11/20 Annotated bibliography, first draft

Due 11-20-17: Have at least five (5) sources at minimum for your draft annotated bibliography. Annotate at least two (2). Write 75-100 words minimum about your source. Use Purdue OWL if you need guidance. Briefly summarize the main idea of each source and provide a brief analysis of how the source relates to your topic and to other sources in your bibliography. Add at least 2-3 keywords or phrases for each annotation. Put the results together into one document. Use MLA style. Use EasyBib to help format citations.

  • List sources in alphabetical order
  • Write in formal academic style (avoid first person “I” statements)
  • Avoid excessive quotations; instead summarize ideas in your own words

Start to pick from the required types of sources for your final annotated bibliography. For your final annotated bibliography, you are required to have at least 8 sources and you will annotate at minimum five. You are required to include the following TYPES of sources unless you get permission from us because your topic doesn’t apply.

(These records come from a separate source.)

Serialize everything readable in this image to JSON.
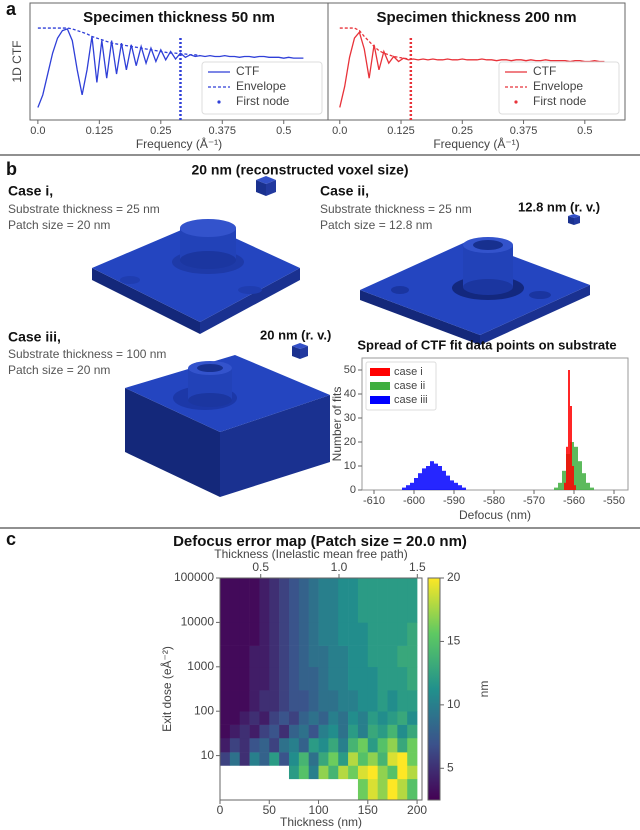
{
  "panel_labels": [
    "a",
    "b",
    "c"
  ],
  "panel_b": {
    "title": "20 nm (reconstructed voxel size)",
    "cases": [
      {
        "name": "Case i,",
        "lines": [
          "Substrate thickness = 25 nm",
          "Patch size = 20 nm"
        ]
      },
      {
        "name": "Case ii,",
        "lines": [
          "Substrate thickness = 25 nm",
          "Patch size = 12.8 nm"
        ],
        "voxel_label": "12.8 nm (r. v.)"
      },
      {
        "name": "Case iii,",
        "lines": [
          "Substrate thickness = 100 nm",
          "Patch size = 20 nm"
        ],
        "voxel_label": "20 nm (r. v.)"
      }
    ]
  },
  "chart_data": [
    {
      "type": "line",
      "title": "Specimen thickness 50 nm",
      "ylabel": "1D CTF",
      "xlabel": "Frequency (Å⁻¹)",
      "x": [
        0,
        0.01,
        0.02,
        0.03,
        0.04,
        0.05,
        0.06,
        0.07,
        0.08,
        0.09,
        0.1,
        0.11,
        0.12,
        0.13,
        0.14,
        0.15,
        0.16,
        0.17,
        0.18,
        0.19,
        0.2,
        0.21,
        0.22,
        0.23,
        0.24,
        0.25,
        0.26,
        0.27,
        0.28,
        0.29,
        0.3,
        0.31,
        0.32,
        0.33,
        0.34,
        0.35,
        0.36,
        0.37,
        0.38,
        0.39,
        0.4,
        0.41,
        0.42,
        0.43,
        0.44,
        0.45,
        0.46,
        0.47,
        0.48,
        0.49,
        0.5,
        0.51,
        0.52,
        0.53,
        0.54
      ],
      "xlim": [
        -0.016,
        0.59
      ],
      "ylim": [
        -0.1,
        1.3
      ],
      "xticks": [
        {
          "value": 0,
          "label": "0.0"
        },
        0.125,
        0.25,
        0.375,
        0.5
      ],
      "series": [
        {
          "name": "CTF",
          "color": "#2f3fd8",
          "style": "solid",
          "values": [
            0.05,
            0.2,
            0.45,
            0.7,
            0.88,
            0.97,
            0.99,
            0.85,
            0.5,
            0.2,
            0.5,
            0.9,
            0.35,
            0.85,
            0.4,
            0.85,
            0.45,
            0.82,
            0.5,
            0.8,
            0.55,
            0.78,
            0.58,
            0.76,
            0.6,
            0.74,
            0.62,
            0.72,
            0.63,
            0.7,
            0.65,
            0.68,
            0.66,
            0.67,
            0.66,
            0.67,
            0.66,
            0.66,
            0.67,
            0.66,
            0.66,
            0.65,
            0.66,
            0.66,
            0.65,
            0.66,
            0.66,
            0.65,
            0.65,
            0.65,
            0.64,
            0.65,
            0.64,
            0.64,
            0.64
          ]
        },
        {
          "name": "Envelope",
          "color": "#2f3fd8",
          "style": "dashed",
          "values": [
            1,
            1,
            1,
            1,
            1,
            1,
            1,
            0.99,
            0.97,
            0.95,
            0.93,
            0.9,
            0.88,
            0.86,
            0.84,
            0.82,
            0.81,
            0.8,
            0.79,
            0.78,
            0.77,
            0.76,
            0.75,
            0.74,
            0.73,
            0.72,
            0.71,
            0.7,
            0.7,
            0.69,
            0.69,
            0.68,
            0.68,
            0.67,
            null,
            null,
            null,
            null,
            null,
            null,
            null,
            null,
            null,
            null,
            null,
            null,
            null,
            null,
            null,
            null,
            null,
            null,
            null,
            null,
            null
          ]
        }
      ],
      "first_node": {
        "name": "First node",
        "x": 0.29,
        "color": "#2f3fd8"
      },
      "legend": "lower right"
    },
    {
      "type": "line",
      "title": "Specimen thickness 200 nm",
      "xlabel": "Frequency (Å⁻¹)",
      "x": [
        0,
        0.01,
        0.02,
        0.03,
        0.04,
        0.05,
        0.06,
        0.07,
        0.08,
        0.09,
        0.1,
        0.11,
        0.12,
        0.13,
        0.14,
        0.15,
        0.16,
        0.17,
        0.18,
        0.19,
        0.2,
        0.21,
        0.22,
        0.23,
        0.24,
        0.25,
        0.26,
        0.27,
        0.28,
        0.29,
        0.3,
        0.31,
        0.32,
        0.33,
        0.34,
        0.35,
        0.36,
        0.37,
        0.38,
        0.39,
        0.4,
        0.41,
        0.42,
        0.43,
        0.44,
        0.45,
        0.46,
        0.47,
        0.48,
        0.49,
        0.5,
        0.51,
        0.52,
        0.53,
        0.54
      ],
      "xlim": [
        -0.024,
        0.582
      ],
      "ylim": [
        -0.1,
        1.3
      ],
      "xticks": [
        {
          "value": 0,
          "label": "0.0"
        },
        0.125,
        0.25,
        0.375,
        0.5
      ],
      "series": [
        {
          "name": "CTF",
          "color": "#e8333a",
          "style": "solid",
          "values": [
            0.05,
            0.3,
            0.65,
            0.88,
            0.95,
            0.75,
            0.4,
            0.8,
            0.5,
            0.72,
            0.58,
            0.66,
            0.6,
            0.64,
            0.62,
            0.63,
            0.62,
            0.63,
            0.62,
            0.63,
            0.62,
            0.62,
            0.63,
            0.62,
            0.62,
            0.63,
            0.62,
            0.62,
            0.62,
            0.63,
            0.62,
            0.62,
            0.61,
            0.62,
            0.62,
            0.61,
            0.62,
            0.62,
            0.61,
            0.62,
            0.61,
            0.61,
            0.62,
            0.61,
            0.61,
            0.61,
            0.61,
            0.6,
            0.61,
            0.61,
            0.6,
            0.6,
            0.61,
            0.6,
            0.6
          ]
        },
        {
          "name": "Envelope",
          "color": "#e8333a",
          "style": "dashed",
          "values": [
            1,
            1,
            1,
            1,
            0.97,
            0.9,
            0.84,
            0.78,
            0.73,
            0.7,
            0.68,
            0.66,
            0.65,
            0.64,
            0.63,
            null,
            null,
            null,
            null,
            null,
            null,
            null,
            null,
            null,
            null,
            null,
            null,
            null,
            null,
            null,
            null,
            null,
            null,
            null,
            null,
            null,
            null,
            null,
            null,
            null,
            null,
            null,
            null,
            null,
            null,
            null,
            null,
            null,
            null,
            null,
            null,
            null,
            null,
            null,
            null
          ]
        }
      ],
      "first_node": {
        "name": "First node",
        "x": 0.145,
        "color": "#e8333a"
      },
      "legend": "lower right"
    },
    {
      "type": "histogram",
      "title": "Spread of CTF fit data points on substrate",
      "xlabel": "Defocus (nm)",
      "ylabel": "Number of fits",
      "xlim": [
        -613,
        -546.5
      ],
      "ylim": [
        0,
        55
      ],
      "xticks": [
        -610,
        -600,
        -590,
        -580,
        -570,
        -560,
        -550
      ],
      "yticks": [
        0,
        10,
        20,
        30,
        40,
        50
      ],
      "legend": "upper left",
      "series": [
        {
          "name": "case i",
          "color": "#ff0000",
          "bins": [
            -562.5,
            -562,
            -561.5,
            -561,
            -560.5,
            -560,
            -559.5
          ],
          "counts": [
            3,
            18,
            50,
            35,
            10,
            2
          ]
        },
        {
          "name": "case ii",
          "color": "#3fae3f",
          "bins": [
            -565,
            -564,
            -563,
            -562,
            -561,
            -560,
            -559,
            -558,
            -557,
            -556,
            -555
          ],
          "counts": [
            1,
            3,
            8,
            15,
            20,
            18,
            12,
            7,
            3,
            1
          ]
        },
        {
          "name": "case iii",
          "color": "#0000ff",
          "bins": [
            -603,
            -602,
            -601,
            -600,
            -599,
            -598,
            -597,
            -596,
            -595,
            -594,
            -593,
            -592,
            -591,
            -590,
            -589,
            -588,
            -587
          ],
          "counts": [
            1,
            2,
            3,
            5,
            7,
            9,
            10,
            12,
            11,
            10,
            8,
            6,
            4,
            3,
            2,
            1
          ]
        }
      ]
    },
    {
      "type": "heatmap",
      "title": "Defocus error map (Patch size = 20.0 nm)",
      "xlabel": "Thickness (nm)",
      "ylabel": "Exit dose (eÅ⁻²)",
      "x2label": "Thickness (Inelastic mean free path)",
      "clabel": "nm",
      "xlim": [
        0,
        205
      ],
      "x2lim": [
        0.24,
        1.53
      ],
      "ylim": [
        1,
        100000
      ],
      "log_y": true,
      "xticks": [
        0,
        50,
        100,
        150,
        200
      ],
      "x2ticks": [
        0.5,
        {
          "value": 1,
          "label": "1.0"
        },
        1.5
      ],
      "yticks": [
        10,
        100,
        1000,
        10000,
        100000
      ],
      "x_edges": [
        0,
        10,
        20,
        30,
        40,
        50,
        60,
        70,
        80,
        90,
        100,
        110,
        120,
        130,
        140,
        150,
        160,
        170,
        180,
        190,
        200
      ],
      "y_edges": [
        1,
        3,
        6,
        12,
        25,
        50,
        100,
        300,
        1000,
        3000,
        10000,
        100000
      ],
      "values": [
        [
          null,
          null,
          null,
          null,
          null,
          null,
          null,
          null,
          null,
          null,
          null,
          null,
          null,
          null,
          16,
          19,
          17,
          20,
          18,
          15
        ],
        [
          null,
          null,
          null,
          null,
          null,
          null,
          null,
          12,
          15,
          10,
          17,
          14,
          18,
          16,
          19,
          20,
          17,
          15,
          20,
          18
        ],
        [
          6,
          9,
          5,
          10,
          8,
          12,
          7,
          11,
          14,
          9,
          13,
          16,
          12,
          18,
          15,
          17,
          14,
          19,
          20,
          16
        ],
        [
          4,
          6,
          5,
          7,
          8,
          6,
          9,
          10,
          8,
          12,
          11,
          13,
          10,
          14,
          16,
          12,
          15,
          17,
          13,
          16
        ],
        [
          3,
          4,
          5,
          4,
          6,
          7,
          5,
          8,
          9,
          7,
          10,
          11,
          9,
          12,
          10,
          13,
          12,
          14,
          11,
          13
        ],
        [
          3,
          3,
          4,
          5,
          4,
          6,
          7,
          6,
          8,
          9,
          8,
          10,
          9,
          11,
          10,
          12,
          11,
          12,
          13,
          11
        ],
        [
          3,
          3,
          3,
          4,
          5,
          5,
          6,
          7,
          7,
          8,
          9,
          9,
          10,
          10,
          11,
          11,
          12,
          11,
          12,
          12
        ],
        [
          3,
          3,
          3,
          4,
          4,
          5,
          6,
          7,
          8,
          8,
          9,
          10,
          10,
          11,
          11,
          11,
          12,
          12,
          12,
          13
        ],
        [
          3,
          3,
          3,
          4,
          4,
          5,
          6,
          7,
          8,
          9,
          9,
          10,
          10,
          11,
          11,
          12,
          12,
          12,
          13,
          13
        ],
        [
          3,
          3,
          3,
          3,
          4,
          5,
          6,
          7,
          8,
          9,
          10,
          10,
          11,
          11,
          11,
          12,
          12,
          12,
          12,
          13
        ],
        [
          3,
          3,
          3,
          3,
          4,
          5,
          6,
          7,
          8,
          9,
          10,
          10,
          11,
          11,
          12,
          12,
          12,
          12,
          12,
          12
        ]
      ],
      "colormap": [
        "#440154",
        "#3b528b",
        "#21918c",
        "#5ec962",
        "#fde725"
      ],
      "clim": [
        2.5,
        20
      ],
      "cticks": [
        5,
        10,
        15,
        20
      ]
    }
  ]
}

  • 1 NYC or U.S. government data source
  • 1 historic or contemporary newspaper source [Consider the NY Times, Historic or historic Brooklyn Daily Eagle]
  • 1 book or book chapter
  • 1 archival image [for your final presentation, you will need to find a current image to compare to]
  • 1 archival map [for your final presentation, you will need to find a current map to compare to]
  • 1 published journal or magazine article. You can use higher quality blogs like Brownstoner but we’d prefer a published article(extra points for archival or other visual content like maps or photos or ephemera when appropriate)

content examples:

  • archival object or image, e.g. postcard
  • archival newspaper article
  • archival map
  • archival letter or manuscript
  • current newspaper article
  • current scholarly source
  • current book
  • current map
  • current website with statistics or data, e.g. NYC Dept. of City Planning Zoning data

30 thoughts on “11/20 Annotated bibliography, first draft

    • Although the Freeman article isn’t unusable, it is written by an undergraduate (?) student. You generally want to avoid that!

      Also be super conscious about the dates of your articles. Those written close to 2002 will have a very different tone from more recent ones.

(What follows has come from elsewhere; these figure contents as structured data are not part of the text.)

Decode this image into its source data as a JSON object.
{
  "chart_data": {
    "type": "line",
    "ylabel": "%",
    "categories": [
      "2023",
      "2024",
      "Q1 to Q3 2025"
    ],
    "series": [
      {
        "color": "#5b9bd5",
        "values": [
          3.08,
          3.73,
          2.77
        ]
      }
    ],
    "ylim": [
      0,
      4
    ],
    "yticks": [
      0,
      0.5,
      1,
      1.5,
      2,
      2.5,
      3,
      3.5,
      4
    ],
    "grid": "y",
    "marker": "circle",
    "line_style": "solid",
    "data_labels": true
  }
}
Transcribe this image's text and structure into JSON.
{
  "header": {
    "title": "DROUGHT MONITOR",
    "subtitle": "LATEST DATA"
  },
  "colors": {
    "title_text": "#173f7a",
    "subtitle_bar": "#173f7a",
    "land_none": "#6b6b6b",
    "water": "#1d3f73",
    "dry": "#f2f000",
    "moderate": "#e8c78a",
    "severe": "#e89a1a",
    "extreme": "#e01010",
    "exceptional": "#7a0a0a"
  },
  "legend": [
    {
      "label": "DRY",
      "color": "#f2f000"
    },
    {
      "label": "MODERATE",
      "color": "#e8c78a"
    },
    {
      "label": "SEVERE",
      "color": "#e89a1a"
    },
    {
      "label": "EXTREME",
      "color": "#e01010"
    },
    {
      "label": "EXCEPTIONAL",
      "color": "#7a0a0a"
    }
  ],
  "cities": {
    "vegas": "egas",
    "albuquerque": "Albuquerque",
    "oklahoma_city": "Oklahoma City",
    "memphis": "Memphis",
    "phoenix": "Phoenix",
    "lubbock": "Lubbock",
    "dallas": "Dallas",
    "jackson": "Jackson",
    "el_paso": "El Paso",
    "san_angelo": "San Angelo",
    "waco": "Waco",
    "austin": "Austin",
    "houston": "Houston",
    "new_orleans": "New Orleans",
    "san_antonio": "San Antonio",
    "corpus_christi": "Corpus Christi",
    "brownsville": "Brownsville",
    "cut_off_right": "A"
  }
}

      Be careful with citation details: I couldn’t find “Big Lights” bec. the title is “Bright Lights … ” USE THE CITATION SUPPLIED BY EBSCO so these kinds of errors don’t happen, OK?

      Overall, quality research.

    • Interesting use of the archival object. The only problem is that although your analysis is interesting, the object itself may not create that causal link between the highways, the re-inauguration, and the neighborhood.

      If you plan to use demographic data like https://www.point2homes.com, you’d do better in two ways: use Census Data and try to find the specific data for that neighborhood by Census tract. If you compare your neighborhood to Manhattan overall, that would be very valuable!

      None of your sources seem to be a product of using our library so I’d urge you to try using it for a better grade as well as more detailed citations as a result. You want to try to provide a creator or publisher whenever possible.

      I love Wikipedia but use it as a starting place to find other sources. This Wikipedia article is so-so. If you look at TALK, you’ll see it is considered START CLASS on the quality scale which means it is not considered robust or well developed.